VSLint ships with an evaluation tool that allows you to test your design rules. You can use it via the @vslint/server package as follows:

npx @vslint/server eval --input path/to/evals --rules ./path/to/rules.json --model gpt-4o

In order to work properly, evals should be a directory with the following structure:

evals/
  rule-id/
    pass/
      rule-id-pass-1.json
      rule-id-pass-2.json
      ...
    fail/
      rule-id-fail-1.json
      rule-id-fail-2.json
      ...

Each of the .json files should be in the following format:

{
  "html": "<html content here>",
  "viewport": {
    "width": 1920,
    "height": 1080
  }
}

Evals for the default rule set can be found here. Writing your own evals is highly recommended to ensure your rules are working as expected.

Contributing to the default rules

Right now the default rules are not very good and all contributions are welcome! Please include at least one new failing and one passing eval for any PR that changes default rules.

Running a review server

Run using npx

npx @vslint/server

Run the server on a custom port by setting the PORT environment variable. You can target this server by setting the reviewEndpoint parameter in the extendExpectDesignReviewer call to DEFAULT_LOCAL_REVIEW_ENDPOINT.

Deploying to Google Cloud

Deploy the dockerfile at packages/server/Dockerfile to run a design review server. You can deploy on Google Cloud by clicking the button below.

Run on Google Cloud

Running in your existing backend

You can run this in your existing backend by directly importing the runReview call

import { runReview } from '@vslint/server';

Running using the shared backend

⚠️ Warning: The shared backend is not recommended for production use as it is a shared resource and rate limited.

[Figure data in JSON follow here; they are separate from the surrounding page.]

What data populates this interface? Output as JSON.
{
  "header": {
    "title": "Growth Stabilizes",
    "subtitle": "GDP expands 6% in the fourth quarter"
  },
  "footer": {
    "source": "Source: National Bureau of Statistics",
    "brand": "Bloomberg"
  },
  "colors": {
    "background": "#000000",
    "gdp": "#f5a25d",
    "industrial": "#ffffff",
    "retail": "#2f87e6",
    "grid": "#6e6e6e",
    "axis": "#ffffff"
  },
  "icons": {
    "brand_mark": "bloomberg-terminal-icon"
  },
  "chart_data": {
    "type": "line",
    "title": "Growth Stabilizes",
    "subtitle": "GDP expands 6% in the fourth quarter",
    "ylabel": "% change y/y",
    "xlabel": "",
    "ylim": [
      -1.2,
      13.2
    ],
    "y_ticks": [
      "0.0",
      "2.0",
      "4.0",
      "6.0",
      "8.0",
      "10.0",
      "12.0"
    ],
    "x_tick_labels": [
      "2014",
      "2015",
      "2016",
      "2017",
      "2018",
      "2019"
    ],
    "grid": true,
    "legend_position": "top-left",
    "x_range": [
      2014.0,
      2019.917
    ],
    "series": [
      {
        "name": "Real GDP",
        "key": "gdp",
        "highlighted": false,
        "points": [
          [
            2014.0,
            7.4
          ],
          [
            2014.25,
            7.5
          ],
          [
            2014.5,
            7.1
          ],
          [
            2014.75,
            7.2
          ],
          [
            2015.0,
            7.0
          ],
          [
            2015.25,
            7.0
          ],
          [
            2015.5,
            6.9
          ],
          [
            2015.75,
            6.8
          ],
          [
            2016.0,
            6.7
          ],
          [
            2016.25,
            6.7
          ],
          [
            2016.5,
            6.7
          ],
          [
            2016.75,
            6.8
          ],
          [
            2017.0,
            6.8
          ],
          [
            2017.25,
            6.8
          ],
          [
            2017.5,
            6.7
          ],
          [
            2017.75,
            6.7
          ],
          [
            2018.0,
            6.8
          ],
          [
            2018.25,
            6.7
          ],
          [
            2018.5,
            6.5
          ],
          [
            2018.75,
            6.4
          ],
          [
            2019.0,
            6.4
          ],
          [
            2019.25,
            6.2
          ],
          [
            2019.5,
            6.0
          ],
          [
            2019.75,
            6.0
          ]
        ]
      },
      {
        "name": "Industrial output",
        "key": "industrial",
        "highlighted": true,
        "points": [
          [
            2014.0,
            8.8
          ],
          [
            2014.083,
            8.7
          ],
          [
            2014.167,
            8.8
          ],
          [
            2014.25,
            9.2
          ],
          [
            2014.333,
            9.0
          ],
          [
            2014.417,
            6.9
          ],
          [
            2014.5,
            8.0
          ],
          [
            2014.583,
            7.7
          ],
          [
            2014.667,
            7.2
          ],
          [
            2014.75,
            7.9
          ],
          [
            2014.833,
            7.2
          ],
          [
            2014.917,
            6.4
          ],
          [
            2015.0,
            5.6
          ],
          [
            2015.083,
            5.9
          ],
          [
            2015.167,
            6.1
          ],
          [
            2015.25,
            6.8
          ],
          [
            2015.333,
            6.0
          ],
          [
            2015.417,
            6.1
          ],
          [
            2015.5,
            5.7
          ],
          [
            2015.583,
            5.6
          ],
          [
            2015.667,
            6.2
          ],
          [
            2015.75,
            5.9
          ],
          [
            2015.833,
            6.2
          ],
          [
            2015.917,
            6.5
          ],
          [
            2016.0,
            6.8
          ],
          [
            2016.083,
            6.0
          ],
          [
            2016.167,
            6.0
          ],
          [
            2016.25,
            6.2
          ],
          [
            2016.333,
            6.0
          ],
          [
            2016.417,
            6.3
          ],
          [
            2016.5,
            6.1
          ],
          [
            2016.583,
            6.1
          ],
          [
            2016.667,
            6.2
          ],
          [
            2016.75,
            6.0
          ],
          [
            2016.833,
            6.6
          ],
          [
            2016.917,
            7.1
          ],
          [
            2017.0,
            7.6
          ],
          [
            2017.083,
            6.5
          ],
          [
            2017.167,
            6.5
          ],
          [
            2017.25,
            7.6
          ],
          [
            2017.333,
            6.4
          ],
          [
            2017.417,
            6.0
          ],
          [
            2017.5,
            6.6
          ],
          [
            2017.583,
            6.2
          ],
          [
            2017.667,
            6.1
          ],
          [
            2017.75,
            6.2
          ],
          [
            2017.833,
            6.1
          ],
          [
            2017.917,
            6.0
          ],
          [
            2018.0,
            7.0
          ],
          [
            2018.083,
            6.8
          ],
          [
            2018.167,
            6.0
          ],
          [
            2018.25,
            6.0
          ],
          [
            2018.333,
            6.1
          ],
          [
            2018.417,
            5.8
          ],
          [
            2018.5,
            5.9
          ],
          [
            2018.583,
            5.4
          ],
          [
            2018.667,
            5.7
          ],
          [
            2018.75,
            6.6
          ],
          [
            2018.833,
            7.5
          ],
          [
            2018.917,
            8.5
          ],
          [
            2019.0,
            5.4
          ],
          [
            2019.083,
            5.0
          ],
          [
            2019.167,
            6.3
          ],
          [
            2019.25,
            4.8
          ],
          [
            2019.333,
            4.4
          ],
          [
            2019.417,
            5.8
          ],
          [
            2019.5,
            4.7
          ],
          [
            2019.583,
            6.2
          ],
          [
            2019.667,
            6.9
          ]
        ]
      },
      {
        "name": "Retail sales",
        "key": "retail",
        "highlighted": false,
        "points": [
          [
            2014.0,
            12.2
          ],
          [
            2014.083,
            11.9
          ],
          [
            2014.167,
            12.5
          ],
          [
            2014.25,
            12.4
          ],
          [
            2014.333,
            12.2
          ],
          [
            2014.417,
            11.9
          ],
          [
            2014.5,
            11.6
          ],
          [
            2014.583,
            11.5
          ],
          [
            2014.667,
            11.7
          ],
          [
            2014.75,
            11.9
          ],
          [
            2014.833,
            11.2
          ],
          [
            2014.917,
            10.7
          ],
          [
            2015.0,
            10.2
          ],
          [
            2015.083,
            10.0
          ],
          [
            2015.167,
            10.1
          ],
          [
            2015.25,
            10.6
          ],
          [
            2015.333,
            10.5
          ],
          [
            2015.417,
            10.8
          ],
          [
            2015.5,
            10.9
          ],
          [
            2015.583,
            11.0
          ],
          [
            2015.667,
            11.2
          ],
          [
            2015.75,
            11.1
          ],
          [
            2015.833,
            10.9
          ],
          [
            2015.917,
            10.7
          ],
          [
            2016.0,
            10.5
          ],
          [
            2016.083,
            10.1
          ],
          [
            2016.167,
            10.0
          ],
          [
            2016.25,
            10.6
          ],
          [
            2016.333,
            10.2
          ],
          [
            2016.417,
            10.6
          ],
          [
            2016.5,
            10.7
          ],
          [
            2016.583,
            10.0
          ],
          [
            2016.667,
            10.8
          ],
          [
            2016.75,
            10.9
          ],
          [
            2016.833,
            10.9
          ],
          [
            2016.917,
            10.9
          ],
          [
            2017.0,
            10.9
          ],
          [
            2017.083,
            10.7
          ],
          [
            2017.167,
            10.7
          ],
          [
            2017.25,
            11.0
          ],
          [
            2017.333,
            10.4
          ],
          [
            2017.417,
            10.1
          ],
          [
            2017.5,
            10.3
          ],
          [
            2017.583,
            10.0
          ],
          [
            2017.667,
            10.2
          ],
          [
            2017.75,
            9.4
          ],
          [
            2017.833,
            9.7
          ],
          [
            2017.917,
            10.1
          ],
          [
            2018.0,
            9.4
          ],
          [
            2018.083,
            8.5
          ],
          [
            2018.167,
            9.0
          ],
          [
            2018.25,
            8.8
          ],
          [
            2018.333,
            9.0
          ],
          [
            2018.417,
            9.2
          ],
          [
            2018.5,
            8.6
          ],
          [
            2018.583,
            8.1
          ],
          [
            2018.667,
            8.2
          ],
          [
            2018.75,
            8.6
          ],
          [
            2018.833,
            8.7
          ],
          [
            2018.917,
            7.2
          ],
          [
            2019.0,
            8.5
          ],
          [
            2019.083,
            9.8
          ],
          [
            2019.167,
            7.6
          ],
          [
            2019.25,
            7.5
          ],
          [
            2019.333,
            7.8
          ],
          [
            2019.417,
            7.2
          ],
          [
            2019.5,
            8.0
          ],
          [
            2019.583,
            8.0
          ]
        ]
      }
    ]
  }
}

You can run this in the shared backend by setting the reviewEndpoint parameter in the extendExpectDesignReviewer call to DEFAULT_REVIEW_ENDPOINT (this is also the default value).

How do tests pass or fail?

The full logic for how tests pass or fail for both Jest and Vitest is shown below.

flowchart TD
    matchingSnapshot{Matching Snapshot?}

    matchingSnapshot -->|No| inCI{In CI?}
    inCI -->|Yes| failNoSnapshot[Fail: No Snapshot in CI]
    inCI -->|No| hasOpenAICreds{Has OpenAI Credentials?}
    hasOpenAICreds -->|Yes| runReview[Run Review]
    hasOpenAICreds -->|No| runtimeException[Runtime Exception: Missing Credentials]

    runReview --> reviewFails{Review Fails?}
    reviewFails -->|Yes| strict{Strict Mode?}
    strict -->|Yes| failReview[Fail: Review Failed]
    strict -->|No| logSnapshot[Pass: Log Snapshot]
    reviewFails -->|No| logSnapshot[Pass: Log Snapshot]

    matchingSnapshot -->|Yes| markedFail{Marked Failing?}
    markedFail -->|Yes| strictFail{Strict Mode?}
    strictFail -->|Yes| failMarkedFail[Fail: Marked Failing in Strict Mode]
    strictFail -->|No| pass[Pass: Matches Snapshot]
    markedFail -->|No| pass[Pass: Matches Snapshot]
Loading

Security and Privacy concerns

VSLint supports using OpenAI to perform the design review as well as a shared backend design review server. While the benefit of using the shared backend is that it's free, this does mean that snapshots are sent to the OpenAI API and that your API key is being sent to a server.

License

This project is licensed under the MIT License - see the LICENSE file for details.